Maybe the "pragmatists" are concerned that we lack the votes in Congress to pass Medicare for all or that the commercial interests with a stake in maintaining the status quo are too powerful to overcome. That might be right. The health care industry is flush with cash, and insurers use campaign contributions to wield
substantial influence in Congress. As we learned in 2009 and 2010, the health insurance industry will fight hard to retain its place in the health care system.
But fixing our broken commercial health insurance system is too important to leave to the politicians or to the insurance industry. The American people deserve a frank conversation about how we can guarantee access to health care as a right in this country. That conversation does not begin with Medicare for some. It begins – and ends – with Medicare for all...
https://twitter.com/wendellpotter/status/1105529272402350081
When I was working for the health insurance industry, we considered these right-wing think tanks our business partners. They got plenty of funding, and we got plenty of research that worked out in our favor. More on that here: Link. The good news is, even making some pretty absurd assumptions about cost, Mercatus still found that #medicareforall would save $2 trillion over 10 years compared to current healthcare spending: Link.
EDIT: For political cover, it looks like
Pete is saying we can keep Medicare Advantage.

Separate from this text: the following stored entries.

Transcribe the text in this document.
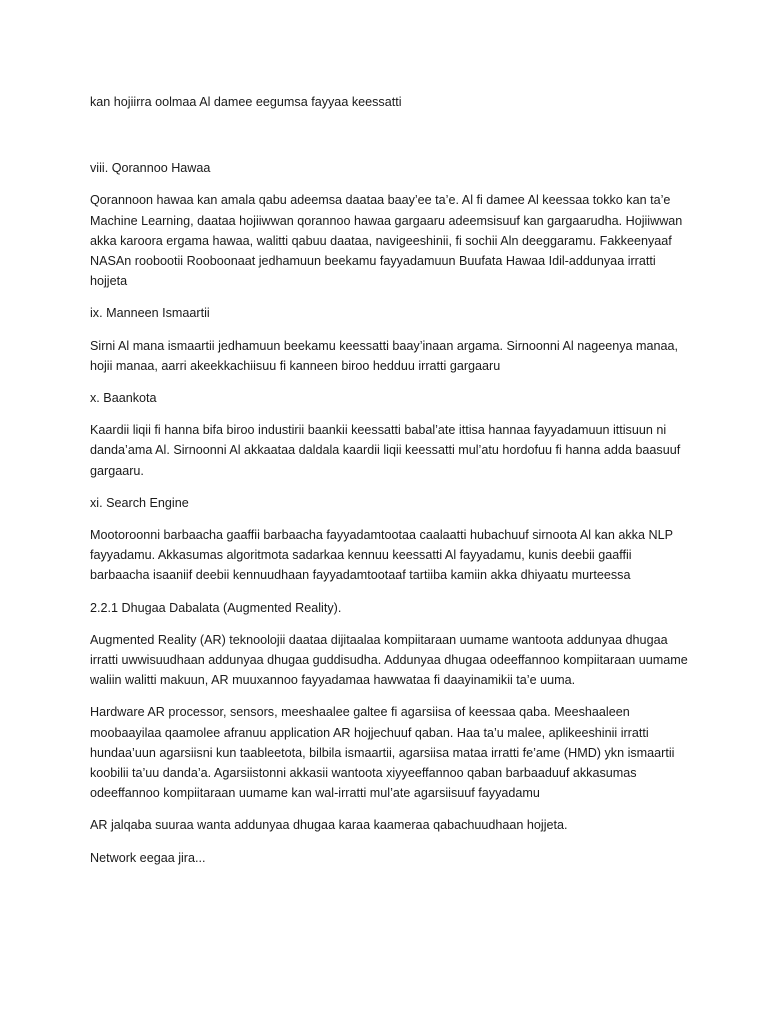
kan hojiirra oolmaa Al damee eegumsa fayyaa keessatti

viii. Qorannoo Hawaa

Qorannoon hawaa kan amala qabu adeemsa daataa baay’ee ta’e. Al fi damee Al keessaa tokko kan ta’e Machine Learning, daataa hojiiwwan qorannoo hawaa gargaaru adeemsisuuf kan gargaarudha. Hojiiwwan akka karoora ergama hawaa, walitti qabuu daataa, navigeeshinii, fi sochii Aln deeggaramu. Fakkeenyaaf NASAn roobootii Rooboonaat jedhamuun beekamu fayyadamuun Buufata Hawaa Idil-addunyaa irratti hojjeta

ix. Manneen Ismaartii

Sirni Al mana ismaartii jedhamuun beekamu keessatti baay’inaan argama. Sirnoonni Al nageenya manaa, hojii manaa, aarri akeekkachiisuu fi kanneen biroo hedduu irratti gargaaru

x. Baankota

Kaardii liqii fi hanna bifa biroo industirii baankii keessatti babal’ate ittisa hannaa fayyadamuun ittisuun ni danda’ama Al. Sirnoonni Al akkaataa daldala kaardii liqii keessatti mul’atu hordofuu fi hanna adda baasuuf gargaaru.

xi. Search Engine

Mootoroonni barbaacha gaaffii barbaacha fayyadamtootaa caalaatti hubachuuf sirnoota Al kan akka NLP fayyadamu. Akkasumas algoritmota sadarkaa kennuu keessatti Al fayyadamu, kunis deebii gaaffii barbaacha isaaniif deebii kennuudhaan fayyadamtootaaf tartiiba kamiin akka dhiyaatu murteessa

2.2.1 Dhugaa Dabalata (Augmented Reality).

Augmented Reality (AR) teknoolojii daataa dijitaalaa kompiitaraan uumame wantoota addunyaa dhugaa irratti uwwisuudhaan addunyaa dhugaa guddisudha. Addunyaa dhugaa odeeffannoo kompiitaraan uumame waliin walitti makuun, AR muuxannoo fayyadamaa hawwataa fi daayinamikii ta’e uuma.

Hardware AR processor, sensors, meeshaalee galtee fi agarsiisa of keessaa qaba. Meeshaaleen moobaayilaa qaamolee afranuu application AR hojjechuuf qaban. Haa ta’u malee, aplikeeshinii irratti hundaa’uun agarsiisni kun taableetota, bilbila ismaartii, agarsiisa mataa irratti fe’ame (HMD) ykn ismaartii koobilii ta’uu danda’a. Agarsiistonni akkasii wantoota xiyyeeffannoo qaban barbaaduuf akkasumas odeeffannoo kompiitaraan uumame kan wal-irratti mul’ate agarsiisuuf fayyadamu

AR jalqaba suuraa wanta addunyaa dhugaa karaa kaameraa qabachuudhaan hojjeta.

Network eegaa jira...
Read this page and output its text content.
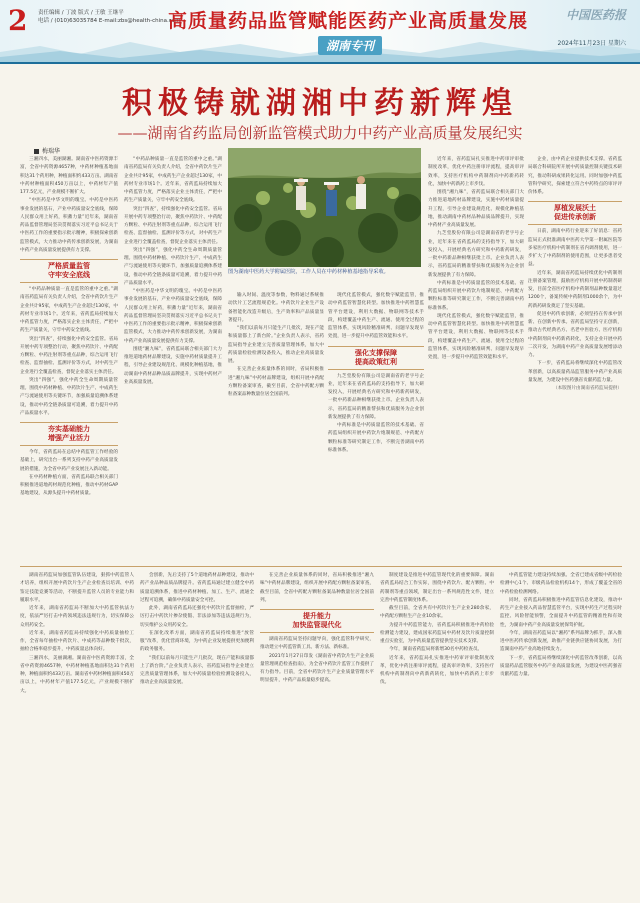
2 责任编辑 / 丁波 版式 / 王敏 王继平
电话 / (010)63035784 E-mail:zbs@health-china.com
高质量药品监管赋能医药产业高质量发展
湖南专刊
中国医药报
2024年11月23日 星期六
积极铸就湖湘中药新辉煌
——湖南省药监局创新监管模式助力中药产业高质量发展纪实
梅瑞华

三湘四水，美丽湖湘。湖南省中医药资源丰富，全省中药资源4657种，中药材种植基地面积达31个药用种，种植面积约433万亩。湖南省中药材种植面积450万亩以上，中药材年产值177.5亿元，产业规模不断扩大。

“中医药是中华文明的瑰宝。中药是中医药事业发展的基石，产业中药质量安全底线，保障人民群众用上好药，积蓄力量”近年来，湖南省药品监督管理局坚决贯彻落实习近平总书记关于中医药工作的重要指示批示精神，积极探索创新监管模式，大力推动中药传承创新发展，为湖南中药产业高质量发展提供有力支撑。

严格质量监管
守牢安全底线

“中药品种质量一直是监管的重中之重。”湖南省药监局有关负责人介绍，全省中药饮片生产企业共计95家，中成药生产企业超过130家，中药材专业市场1个。近年来，省药监局持续加大中药监管力度，严格落实企业主体责任，严把中药生产质量关，守牢中药安全底线。

突出“四查”，持续强化中药安全监管。省局开展中药专项整治行动，聚焦中药饮片、中药配方颗粒、中药注射剂等重点品种，综合运用飞行检查、监督抽检、监测评价等方式，对中药生产企业进行全覆盖检查，督促企业落实主体责任。

突出“四强”，强化中药全生命周期质量管理。围绕中药材种植、中药饮片生产、中成药生产与流通使用等关键环节，加强质量追溯体系建设，推动中药全链条质量可追溯，着力提升中药产品质量水平。

夯实基础能力
增强产业活力

今年，省药监局在总结中药监管工作经验的基础上，研究出台一系列支持中药产业高质量发展的措施，为全省中药产业发展注入新动能。

在中药材种植方面，省药监局联合相关部门积极推进道地药材规范化种植，推动中药材GAP基地建设，从源头提升中药材质量。

“中药品种质量一直是监管的重中之重。”湖南省药监局有关负责人介绍，全省中药饮片生产企业共计95家，中成药生产企业超过130家，中药材专业市场1个。近年来，省药监局持续加大中药监管力度，严格落实企业主体责任，严把中药生产质量关，守牢中药安全底线。

突出“四查”，持续强化中药安全监管。省局开展中药专项整治行动，聚焦中药饮片、中药配方颗粒、中药注射剂等重点品种，综合运用飞行检查、监督抽检、监测评价等方式，对中药生产企业进行全覆盖检查，督促企业落实主体责任。

突出“四强”，强化中药全生命周期质量管理。围绕中药材种植、中药饮片生产、中成药生产与流通使用等关键环节，加强质量追溯体系建设，推动中药全链条质量可追溯，着力提升中药产品质量水平。

“中医药是中华文明的瑰宝。中药是中医药事业发展的基石，产业中药质量安全底线，保障人民群众用上好药，积蓄力量”近年来，湖南省药品监督管理局坚决贯彻落实习近平总书记关于中医药工作的重要指示批示精神，积极探索创新监管模式，大力推动中药传承创新发展，为湖南中药产业高质量发展提供有力支撑。

围绕“湘九味”，省药监局联合相关部门大力推进道地药材品牌建设，实施中药材质量提升工程，引导企业建设规范化、规模化种植基地，推动湖南中药材品种品质品牌提升，实现中药材产业高质量发展。

图为湖南中医药大学附属医院，工作人员在中药材种植基地指导采收。

输入时间、温度等参数，物料通过系统推动饮片工艺流程规范化。中药饮片企业生产设备智能化改造升级后，生产效率和产品质量显著提升。

“我们以前每月只能生产几批次，现在产能和质量都上了新台阶。”企业负责人表示，省药监局指导企业建立完善质量管理体系，加大中药质量检验检测设备投入，推动企业高质量发展。

在完善企业质量体系的同时，省局积极推进“湘九味”中药材品牌建设，组织开展中药配方颗粒备案审查，截至目前，全省中药配方颗粒备案品种数量位居全国前列。

现代化监管模式，强化数字赋能监管，推动中药监管智慧化转型。加快推进中药智慧监管平台建设，利用大数据、物联网等技术手段，构建覆盖中药生产、流通、使用全过程的监管体系，实现风险精准研判、问题早发现早处置，进一步提升中药监管效能和水平。

强化支撑保障
提高政策红利

九芝堂股份有限公司是湖南省的老字号企业，近年来在省药监局的支持指导下，加大研发投入，开展经典名方研究和中药新药研发，一批中药新品种相继获批上市。企业负责人表示，省药监局的精准帮扶和优质服务为企业创新发展提供了有力保障。

中药标准是中药质量监管的技术基础。省药监局组织开展中药饮片炮制规范、中药配方颗粒标准等研究制定工作，不断完善湖南中药标准体系。

近年来，省药监局扎实推进中药审评审批制度改革，优化中药注册审评流程，提高审评效率，支持医疗机构中药制剂向中药新药转化，加快中药新药上市步伐。

围绕“湘九味”，省药监局联合相关部门大力推进道地药材品牌建设，实施中药材质量提升工程，引导企业建设规范化、规模化种植基地，推动湖南中药材品种品质品牌提升，实现中药材产业高质量发展。

九芝堂股份有限公司是湖南省的老字号企业，近年来在省药监局的支持指导下，加大研发投入，开展经典名方研究和中药新药研发，一批中药新品种相继获批上市。企业负责人表示，省药监局的精准帮扶和优质服务为企业创新发展提供了有力保障。

中药标准是中药质量监管的技术基础。省药监局组织开展中药饮片炮制规范、中药配方颗粒标准等研究制定工作，不断完善湖南中药标准体系。

现代化监管模式，强化数字赋能监管，推动中药监管智慧化转型。加快推进中药智慧监管平台建设，利用大数据、物联网等技术手段，构建覆盖中药生产、流通、使用全过程的监管体系，实现风险精准研判、问题早发现早处置，进一步提升中药监管效能和水平。

企业，由中药企业提供技术支撑。省药监局联合科研院所开展中药质量控制关键技术研究，推动科研成果转化运用。同时加强中药监管科学研究，探索建立符合中药特点的审评评价体系。

厚植发展沃土
促进传承创新

日前，湖南中药行业迎来了好消息：省药监局正式批准湖南中医药大学第一附属医院等多家医疗机构中药制剂在省内调剂使用，进一步扩大了中药制剂的使用范围，让更多患者受益。

近年来，湖南省药监局持续优化中药制剂注册备案管理，鼓励医疗机构开展中药制剂研发，目前全省医疗机构中药制剂品种数量超过1200个，备案传统中药制剂1000余个，为中药新药研发奠定了坚实基础。

促进中药传承创新，必须坚持在传承中创新、在创新中传承。省药监局坚持守正创新，推动古代经典名方、名老中医验方、医疗机构中药制剂向中药新药转化，支持企业开展中药二次开发，为湖南中药产业高质量发展增添动力。

下一步，省药监局将继续深化中药监管改革创新，以高质量药品监管服务中药产业高质量发展，为建设中医药强省贡献药监力量。

（本版图片由湖南省药监局提供）

湖南省药监局加强监管队伍建设，狠抓中药监管人才培养，组织开展中药饮片生产企业检查员培训、中药鉴定技能竞赛等活动，不断提升监管人员的专业能力和履职水平。

近年来，湖南省药监局不断加大中药监管执法力度，依法严厉打击中药领域违法违规行为，切实保障公众用药安全。

近年来，湖南省药监局持续强化中药质量抽检工作，全省每年抽检中药饮片、中成药等品种数千批次，抽检合格率稳步提升，中药质量总体向好。

三湘四水，美丽湖湘。湖南省中医药资源丰富，全省中药资源4657种，中药材种植基地面积达31个药用种，种植面积约433万亩。湖南省中药材种植面积450万亩以上，中药材年产值177.5亿元，产业规模不断扩大。

会创新，先后支持了5个道地药材品种建设，推动中药产业品种品质品牌提升。省药监局通过建立健全中药质量追溯体系，推进中药材种植、加工、生产、流通全过程可追溯，确保中药质量安全可控。

此外，湖南省药监局还强化中药饮片监督抽检，严厉打击中药饮片掺杂使假、非法添加等违法违规行为，切实维护公众用药安全。

在深化改革方面，湖南省药监局持续推进“放管服”改革，优化营商环境，为中药企业发展提供更加便利的政务服务。

“我们以前每月只能生产几批次，现在产能和质量都上了新台阶。”企业负责人表示，省药监局指导企业建立完善质量管理体系，加大中药质量检验检测设备投入，推动企业高质量发展。

在完善企业质量体系的同时，省局积极推进“湘九味”中药材品牌建设，组织开展中药配方颗粒备案审查，截至目前，全省中药配方颗粒备案品种数量位居全国前列。

提升能力
加快监管现代化

湖南省药监局坚持问题导向，强化监管科学研究，推动建立中药监管新工具、新方法、新标准。

2021年1月27日印发《湖南省中药饮片生产企业质量管理规范检查指南》，为全省中药饮片监管工作提供了有力指导。目前，全省中药饮片生产企业质量管理水平明显提升，中药产品质量稳步提高。

制度建设是推进中药监管现代化的重要保障。湖南省药监局结合工作实际，围绕中药饮片、配方颗粒、中药制剂等重点领域，制定出台一系列规范性文件，建立完善中药监管制度体系。

截至目前，全省共有中药饮片生产企业280余家，中药配方颗粒生产企业10余家。

为提升中药监管能力，省药监局积极推进中药检验检测能力建设，建成国家药监局中药材及饮片质量控制重点实验室，为中药质量监管提供坚实技术支撑。

今年，湖南省药监局将新增30名中药检查员。

近年来，省药监局扎实推进中药审评审批制度改革，优化中药注册审评流程，提高审评效率，支持医疗机构中药制剂向中药新药转化，加快中药新药上市步伐。

中药监管能力建设持续加强。全省已建成省级中药检验检测中心1个、市级药品检验机构14个，形成了覆盖全省的中药检验检测网络。

同时，省药监局积极推进中药监管信息化建设，推动中药生产企业接入药品智慧监管平台，实现中药生产过程实时监控、风险智能预警，全面提升中药监管的精准性和有效性，为湖南中药产业高质量发展保驾护航。

今年，湖南省药监局以“湘药”系列品牌为抓手，深入推进中医药传承创新发展，助推产业链供应链协同发展，为打造湖南中药产业高地持续发力。

下一步，省药监局将继续深化中药监管改革创新，以高质量药品监管服务中药产业高质量发展，为建设中医药强省贡献药监力量。
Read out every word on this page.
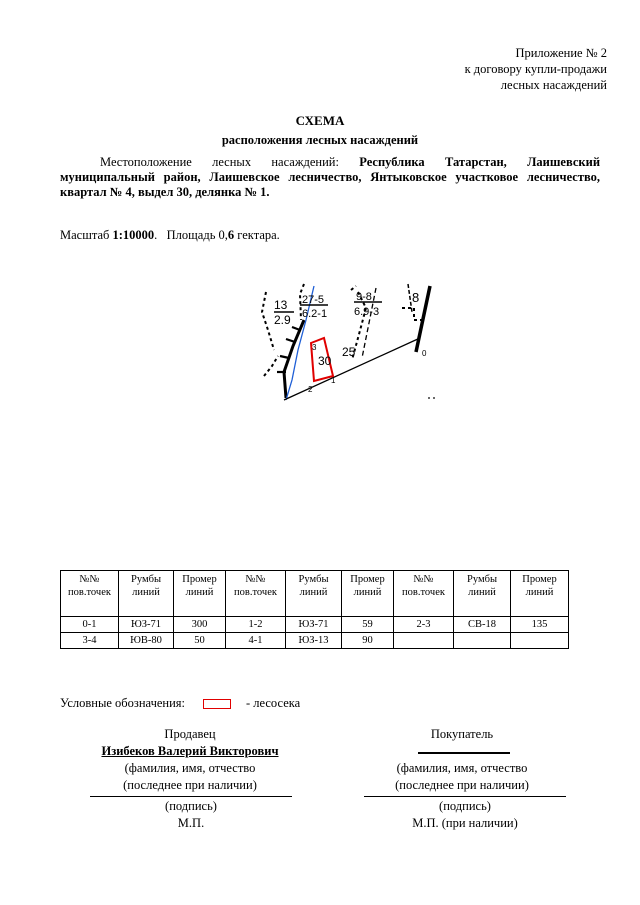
Приложение № 2
к договору купли-продажи
лесных насаждений
СХЕМА
расположения лесных насаждений
Местоположение лесных насаждений: Республика Татарстан, Лаишевский муниципальный район, Лаишевское лесничество, Янтыковское участковое лесничество, квартал № 4, выдел 30, делянка № 1.
Масштаб 1:10000.   Площадь 0,6 гектара.
13
2.9
27-5
6.2-1
9-8
6.9-3
8
25
30
0
1
2
3
№№ пов.точек	Румбы линий	Промер линий	№№ пов.точек	Румбы линий	Промер линий	№№ пов.точек	Румбы линий	Промер линий
0-1	ЮЗ-71	300	1-2	ЮЗ-71	59	2-3	СВ-18	135
3-4	ЮВ-80	50	4-1	ЮЗ-13	90			
Условные обозначения:	- лесосека
Продавец
Изибеков Валерий Викторович
(фамилия, имя, отчество
(последнее при наличии)
(подпись)
М.П.
Покупатель
(фамилия, имя, отчество
(последнее при наличии)
(подпись)
М.П. (при наличии)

"If the framework we're using is Medicare, a lot of people who have Medicare also have Medicare supplements, Medicare Advantage, something like that..." It's certainly an understandable position for him to take from a political perspective, but it's not clear that it's necessarily the best one (even from a political perspective of selling Medicare for All); and there are obvious problems with the substance of that position, as mentioned
here. He's certainly right to emphasize that supplemental policies could exist under M4A, but that would be quite a different role for private insurers from the one they currently have under the current Medicare Advantage program.